On the Senate side, Majority Leader Mitch McConnell has come out of this election stronger than ever, as he maintains control over the Senate despite losing two seats in Illinois and New Hampshire.
McConnell did a far better job of supporting a Trump candidacy than Ryan, and thus likely stands to have much more pull in prioritizing his policy goals with the Trump White House.
Of importance to McConnell, however, will be building a relationship with new Minority Leader Chuck Schumer and the 48 democratic Senators who still maintain the ability to block many republican policy efforts with the threat of a filibuster.
Before all of this happens, we still have the remaining days of the Obama Administration. Here’s what the latest inside-baseball information is on Friday, November 11th…Remember, things change quickly in D.C., so this is only accurate for now…
- The Water Resources Development Act (WRDA), which contains funding for Flint and additional funding for NCEH’s lead program and establishes the lead registry, is no longer viable. While it is true the legislation has passed both the House and Senate, the differences are great and now the powers that be are saying they are going to put this legislation off till the next Congress to give President-elect Trump an early victory.

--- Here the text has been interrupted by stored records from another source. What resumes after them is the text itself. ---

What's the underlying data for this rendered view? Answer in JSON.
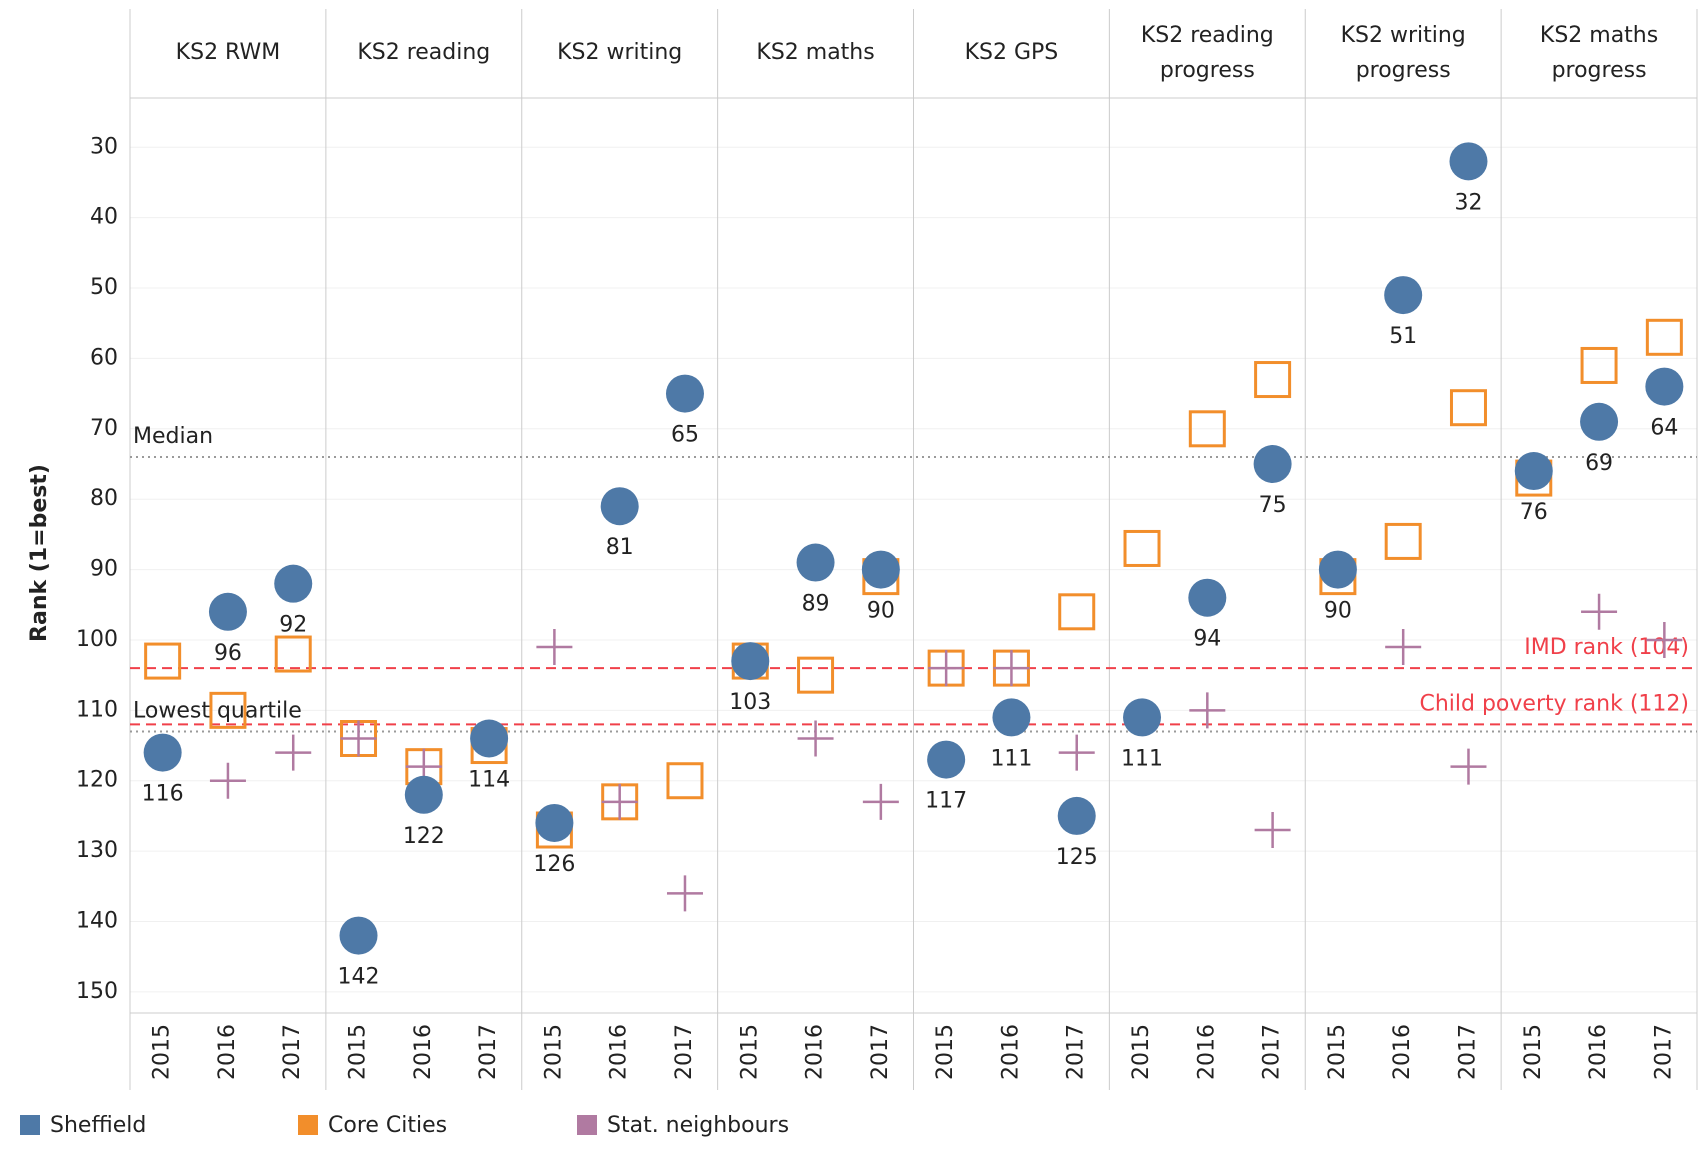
{
  "chart_data": {
    "type": "faceted-dot",
    "y_label": "Rank (1=best)",
    "ylim": [
      23,
      153
    ],
    "yticks": [
      30,
      40,
      50,
      60,
      70,
      80,
      90,
      100,
      110,
      120,
      130,
      140,
      150
    ],
    "y_reversed": true,
    "grid": true,
    "categories": [
      "2015",
      "2016",
      "2017"
    ],
    "panels": [
      "KS2 RWM",
      "KS2 reading",
      "KS2 writing",
      "KS2 maths",
      "KS2 GPS",
      "KS2 reading progress",
      "KS2 writing progress",
      "KS2 maths progress"
    ],
    "series": [
      {
        "name": "Sheffield",
        "color": "#4e79a7",
        "marker": "circle",
        "show_labels": true,
        "values": [
          [
            116,
            96,
            92
          ],
          [
            142,
            122,
            114
          ],
          [
            126,
            81,
            65
          ],
          [
            103,
            89,
            90
          ],
          [
            117,
            111,
            125
          ],
          [
            111,
            94,
            75
          ],
          [
            90,
            51,
            32
          ],
          [
            76,
            69,
            64
          ]
        ]
      },
      {
        "name": "Core Cities",
        "color": "#f28e2b",
        "marker": "square",
        "show_labels": false,
        "values": [
          [
            103,
            110,
            102
          ],
          [
            114,
            118,
            115
          ],
          [
            127,
            123,
            120
          ],
          [
            103,
            105,
            91
          ],
          [
            104,
            104,
            96
          ],
          [
            87,
            70,
            63
          ],
          [
            91,
            86,
            67
          ],
          [
            77,
            61,
            57
          ]
        ]
      },
      {
        "name": "Stat. neighbours",
        "color": "#b07aa1",
        "marker": "plus",
        "show_labels": false,
        "values": [
          [
            null,
            120,
            116
          ],
          [
            114,
            118,
            null
          ],
          [
            101,
            123,
            136
          ],
          [
            null,
            114,
            123
          ],
          [
            104,
            104,
            116
          ],
          [
            null,
            110,
            127
          ],
          [
            null,
            101,
            118
          ],
          [
            null,
            96,
            100
          ]
        ]
      }
    ],
    "reference_lines": [
      {
        "label": "Median",
        "value": 74,
        "style": "dotted",
        "color": "#9a9a9a"
      },
      {
        "label": "Lowest quartile",
        "value": 113,
        "style": "dotted",
        "color": "#9a9a9a"
      },
      {
        "label": "IMD rank (104)",
        "value": 104,
        "style": "dashed",
        "color": "#f0404a"
      },
      {
        "label": "Child poverty rank (112)",
        "value": 112,
        "style": "dashed",
        "color": "#f0404a"
      }
    ]
  }
}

- The budget needs to be passed or another continuing resolution needs to be enacted by December 9, 2016. Before the election, there was a lot of talk about an omnibus (all appropriation bills in one bill) or a minibus (a couple of spending bills and a continuing resolution for the rest) bill getting done by the end of the year. Now it seems that House of Representatives members are calling for a continuing resolution to allow for President-elect Trump to weigh in on the budget.
- Emergency Spending Legislation. While Congress seems to be punting on both WRDA and the budget, they do seem to be interested in providing funding to Louisiana for flooding, North Carolina hurricane rebuilding and Flint. Stay tuned for what this will look like.
Please know that while the game has changed due to the new President-elect, our goals remain the same — to promote, invest and improve the Environmental health profession and the environmental health of the country. We will continue to do this work for you each and every day.
Thank you for all that you do each day to keep us safe every day.